La poule en elle-même... Une poule... rousse, et rien d'autre. Des yeux de poule sans regard. Des pattes de poule. Des ailes et des plumes, mais sans possibilité de voler. Pour moi, c'est assez difficile de décrire une poule. Autant je pourrais écrire deux cents pages sur un lézard, autant sur une poule, rien ne vient.
On estime qu'il y a environ quatre milliards et demi à cinq milliards d'oeufs de poule consommés chaque jour dans le monde. Cinq milliards de cloaques qui s'ouvrent quotidiennement pour laisser tomber un oeuf. C'est impossible à commenter.
Dans les premiers jours, Georges a installé une routine avant de partir à l'école : nourriture, eau et, surtout, vérification de la ponte. Comme je n'avais pas argumenté, il n'avait pas eu l'occasion de me vanter l'intérêt d'avoir une poule : les oeufs.
Après la première semaine, elle n'avait toujours pas pondu. Pendant toute cette période, j'ai continué à dire « la poule ». Puis, après cette période de stérilité, j'ai commencé à l'appeler Irène.
Après quinze jours, il m'a demandé :
- Les poules, ça pond tous les combien ?
J'ai répondu :
- Presque tous les jours, je crois. Il faudrait que tu te renseignes.
- Mais elle n'a pas pondu. Elle est peut-être malade ?
- Elle n'en a pas l'air. Je n'y connais rien en poules. Celles de tes copains pondent ?
- Ah oui. Et ils mangent les oeufs.
Je ne sais pas pourquoi, mais il tenait bon sur ses routines sans rien me demander de plus. Il avait même ajouté une visite avant d'aller se coucher.
- Je vais voir Irène.
En réalité, il allait surtout visiter le panier à pondre.
Après un mois, la situation ne s'était toujours pas débloquée pour Irène.
Un matin, après le passage de Georges à la niche, je m'y suis rendu.
J'avais oublié qu'une poule ne regarde pas devant elle. Quand elle vous fait face, elle ne vous voit pas. Pour vous observer, elle est obligée de tourner la tête et de vous présenter un seul oeil. Puis l'autre.

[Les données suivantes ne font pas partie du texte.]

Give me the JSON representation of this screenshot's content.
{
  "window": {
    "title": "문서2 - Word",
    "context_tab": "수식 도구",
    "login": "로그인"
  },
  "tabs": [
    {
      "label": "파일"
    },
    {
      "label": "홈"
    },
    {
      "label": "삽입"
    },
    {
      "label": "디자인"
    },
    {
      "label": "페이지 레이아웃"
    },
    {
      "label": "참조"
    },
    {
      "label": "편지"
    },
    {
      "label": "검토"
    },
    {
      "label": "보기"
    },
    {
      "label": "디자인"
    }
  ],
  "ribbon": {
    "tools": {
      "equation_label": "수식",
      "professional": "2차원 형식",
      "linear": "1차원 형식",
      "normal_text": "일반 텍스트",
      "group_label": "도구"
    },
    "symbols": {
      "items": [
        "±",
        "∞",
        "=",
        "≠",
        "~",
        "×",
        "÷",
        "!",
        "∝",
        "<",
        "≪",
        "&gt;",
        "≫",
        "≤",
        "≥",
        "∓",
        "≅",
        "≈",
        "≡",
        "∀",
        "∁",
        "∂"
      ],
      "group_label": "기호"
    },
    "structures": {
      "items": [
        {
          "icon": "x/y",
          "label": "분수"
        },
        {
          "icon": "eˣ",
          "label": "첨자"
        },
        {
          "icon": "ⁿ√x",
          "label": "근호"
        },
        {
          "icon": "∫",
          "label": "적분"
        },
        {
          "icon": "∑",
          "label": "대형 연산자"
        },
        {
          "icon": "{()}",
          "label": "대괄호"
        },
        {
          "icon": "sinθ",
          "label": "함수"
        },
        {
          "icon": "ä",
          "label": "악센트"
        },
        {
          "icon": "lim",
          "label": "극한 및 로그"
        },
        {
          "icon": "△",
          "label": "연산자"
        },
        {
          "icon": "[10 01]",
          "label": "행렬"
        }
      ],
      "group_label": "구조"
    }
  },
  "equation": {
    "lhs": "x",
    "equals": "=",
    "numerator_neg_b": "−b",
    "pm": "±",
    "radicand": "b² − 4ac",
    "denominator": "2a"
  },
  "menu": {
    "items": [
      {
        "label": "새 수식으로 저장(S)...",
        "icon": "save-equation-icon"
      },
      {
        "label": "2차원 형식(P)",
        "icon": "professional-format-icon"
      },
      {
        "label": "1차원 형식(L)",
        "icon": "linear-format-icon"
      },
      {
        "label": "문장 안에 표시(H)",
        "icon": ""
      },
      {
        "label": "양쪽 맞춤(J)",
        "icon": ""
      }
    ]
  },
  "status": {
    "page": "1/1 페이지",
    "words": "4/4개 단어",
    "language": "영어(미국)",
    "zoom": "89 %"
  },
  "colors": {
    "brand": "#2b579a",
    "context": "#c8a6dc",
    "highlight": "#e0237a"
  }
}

Elle avait le bec légèrement ouvert.
Elle ne me regardait pas. Elle me scannait par fragments. Elle clignait rarement des yeux. Elle ne fixait jamais rien.
J'ai beaucoup de mal à croire que la nature ait imaginé un système pareil. Quand bien même cela permettrait de voir les dangers qui viennent de côté, cela n'éviterait pas ceux qui arrivent de face. Je n'en vois vraiment pas l'intérêt.
Elle restait là, posée sur ses pattes d'écaille, au milieu des pieds de tomates.
Elle attendait.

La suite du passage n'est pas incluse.